The idea is straight-forward: The church is to be a corporate prayer warrior. It is to commit itself to the practice of prayer, and to persist in it no matter what.
But the church also was to be “watchful in it.” There’s a sense here of being wary of danger. And there’s a sense of being spiritually alert.
And when we pray as a community, we must practice this watchfulness. We gather together knowing Satan would rather we didn’t. And yet we enter into prayer with our spirits attune to our communal risks. Where have we entered into a funk as a church? Where has Satan or our weak-wills gotten the upper hand? Where have we yielded victory to the flesh?
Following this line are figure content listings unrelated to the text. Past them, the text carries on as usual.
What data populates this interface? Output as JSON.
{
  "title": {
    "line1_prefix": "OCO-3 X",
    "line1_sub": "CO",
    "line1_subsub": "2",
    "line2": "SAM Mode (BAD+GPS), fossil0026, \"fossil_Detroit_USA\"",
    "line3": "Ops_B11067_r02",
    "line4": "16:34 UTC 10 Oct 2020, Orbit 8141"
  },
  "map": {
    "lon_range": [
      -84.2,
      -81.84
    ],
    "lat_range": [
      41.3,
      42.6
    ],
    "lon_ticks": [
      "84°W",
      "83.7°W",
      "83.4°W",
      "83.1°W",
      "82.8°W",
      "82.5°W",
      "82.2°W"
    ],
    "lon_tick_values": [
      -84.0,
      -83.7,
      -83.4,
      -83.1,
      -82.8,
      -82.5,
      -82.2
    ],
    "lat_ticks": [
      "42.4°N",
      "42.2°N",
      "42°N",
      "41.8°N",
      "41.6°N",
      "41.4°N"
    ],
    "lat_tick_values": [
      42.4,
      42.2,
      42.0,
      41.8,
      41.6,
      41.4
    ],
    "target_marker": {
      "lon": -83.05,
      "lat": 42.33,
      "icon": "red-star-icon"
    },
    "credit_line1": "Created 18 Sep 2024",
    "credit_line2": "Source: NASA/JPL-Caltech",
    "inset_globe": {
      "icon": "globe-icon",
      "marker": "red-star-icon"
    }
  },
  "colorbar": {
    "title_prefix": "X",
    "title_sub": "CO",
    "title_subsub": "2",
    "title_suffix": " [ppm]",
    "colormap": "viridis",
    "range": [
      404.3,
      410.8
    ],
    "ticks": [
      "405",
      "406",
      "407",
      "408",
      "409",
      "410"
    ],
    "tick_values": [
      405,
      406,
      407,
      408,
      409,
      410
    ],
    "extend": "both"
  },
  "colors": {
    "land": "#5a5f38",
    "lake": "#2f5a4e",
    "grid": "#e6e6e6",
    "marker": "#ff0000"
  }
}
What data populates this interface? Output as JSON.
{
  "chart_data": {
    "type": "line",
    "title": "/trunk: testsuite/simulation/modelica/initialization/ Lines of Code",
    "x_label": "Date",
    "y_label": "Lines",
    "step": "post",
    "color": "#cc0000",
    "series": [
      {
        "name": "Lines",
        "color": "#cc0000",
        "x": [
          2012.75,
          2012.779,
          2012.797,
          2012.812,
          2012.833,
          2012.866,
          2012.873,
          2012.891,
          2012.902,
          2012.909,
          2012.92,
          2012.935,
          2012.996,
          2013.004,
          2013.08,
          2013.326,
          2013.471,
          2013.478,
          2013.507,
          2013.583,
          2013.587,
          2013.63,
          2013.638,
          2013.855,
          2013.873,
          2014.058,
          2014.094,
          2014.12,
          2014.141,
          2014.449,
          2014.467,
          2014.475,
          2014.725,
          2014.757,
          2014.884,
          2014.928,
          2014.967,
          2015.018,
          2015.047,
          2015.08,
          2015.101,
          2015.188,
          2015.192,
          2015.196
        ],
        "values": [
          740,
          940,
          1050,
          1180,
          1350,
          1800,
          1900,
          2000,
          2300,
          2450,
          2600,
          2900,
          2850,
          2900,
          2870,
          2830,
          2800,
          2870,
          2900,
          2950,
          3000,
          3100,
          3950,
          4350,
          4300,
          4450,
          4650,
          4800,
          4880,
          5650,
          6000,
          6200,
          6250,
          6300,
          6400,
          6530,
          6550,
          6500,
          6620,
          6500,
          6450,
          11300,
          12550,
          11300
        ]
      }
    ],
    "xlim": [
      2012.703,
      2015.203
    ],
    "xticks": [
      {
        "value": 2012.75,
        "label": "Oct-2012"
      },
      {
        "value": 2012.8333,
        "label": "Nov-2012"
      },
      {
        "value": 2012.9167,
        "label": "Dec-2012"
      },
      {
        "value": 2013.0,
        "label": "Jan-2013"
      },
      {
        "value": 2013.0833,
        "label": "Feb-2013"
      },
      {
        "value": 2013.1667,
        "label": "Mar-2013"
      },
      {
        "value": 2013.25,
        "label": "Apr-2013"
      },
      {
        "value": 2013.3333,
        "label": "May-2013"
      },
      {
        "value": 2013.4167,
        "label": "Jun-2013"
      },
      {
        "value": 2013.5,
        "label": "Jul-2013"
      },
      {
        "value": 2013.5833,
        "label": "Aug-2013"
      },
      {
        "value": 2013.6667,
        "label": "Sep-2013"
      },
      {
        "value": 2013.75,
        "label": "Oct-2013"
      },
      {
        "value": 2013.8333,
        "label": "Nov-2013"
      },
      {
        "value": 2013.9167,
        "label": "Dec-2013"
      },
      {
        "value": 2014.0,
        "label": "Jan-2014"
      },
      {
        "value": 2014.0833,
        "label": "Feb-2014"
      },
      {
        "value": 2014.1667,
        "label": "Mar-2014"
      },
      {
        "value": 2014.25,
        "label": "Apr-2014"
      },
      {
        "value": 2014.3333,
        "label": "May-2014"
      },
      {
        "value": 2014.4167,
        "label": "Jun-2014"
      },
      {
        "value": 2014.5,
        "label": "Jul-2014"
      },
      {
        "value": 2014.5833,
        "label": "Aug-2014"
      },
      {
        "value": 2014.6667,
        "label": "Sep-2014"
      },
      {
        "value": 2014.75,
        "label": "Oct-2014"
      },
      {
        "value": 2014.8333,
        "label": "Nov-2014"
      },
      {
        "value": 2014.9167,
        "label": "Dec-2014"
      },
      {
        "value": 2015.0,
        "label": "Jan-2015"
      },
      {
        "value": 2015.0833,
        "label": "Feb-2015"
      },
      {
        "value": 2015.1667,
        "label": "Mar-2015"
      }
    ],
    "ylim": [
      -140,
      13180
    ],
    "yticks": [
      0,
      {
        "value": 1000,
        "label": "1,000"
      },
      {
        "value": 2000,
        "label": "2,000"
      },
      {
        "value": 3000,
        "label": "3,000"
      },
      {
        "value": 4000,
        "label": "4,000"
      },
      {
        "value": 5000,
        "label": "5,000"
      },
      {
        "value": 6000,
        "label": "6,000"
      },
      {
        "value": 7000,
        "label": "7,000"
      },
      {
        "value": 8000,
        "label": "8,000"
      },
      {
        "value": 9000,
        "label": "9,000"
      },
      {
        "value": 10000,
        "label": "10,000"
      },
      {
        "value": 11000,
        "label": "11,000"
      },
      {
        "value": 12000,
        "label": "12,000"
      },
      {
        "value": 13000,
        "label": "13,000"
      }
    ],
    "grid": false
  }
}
This is being watchful and spiritually aware as a community. And as we pray, and as we share the results of our prayer with each other, we can begin to discern where we’ve been and where God would like to lead us.
And so as a church – as the family of God – we will pray with watchfulness.
And we will pray with thanksgiving. In everything, for the church, there is thanksgiving. It perhaps is the ultimate shield of protection for the saints of God – to remember the blessings of being his children.
Our thanksgiving – the same thanksgiving that opens the Lord’s Supper in prayer – pushes back against the forces of evil that would cause us to despair.
And so there is a lot bound up in this one command of Paul, closing out the Colossian correspondence: “Continue steadfastly in prayer, being watchful in it with thanksgiving.”
May we follow through.
 Michael F. Bird, Colossians/Philemon (Eugene, OR: Cascade Books, 2009), 120.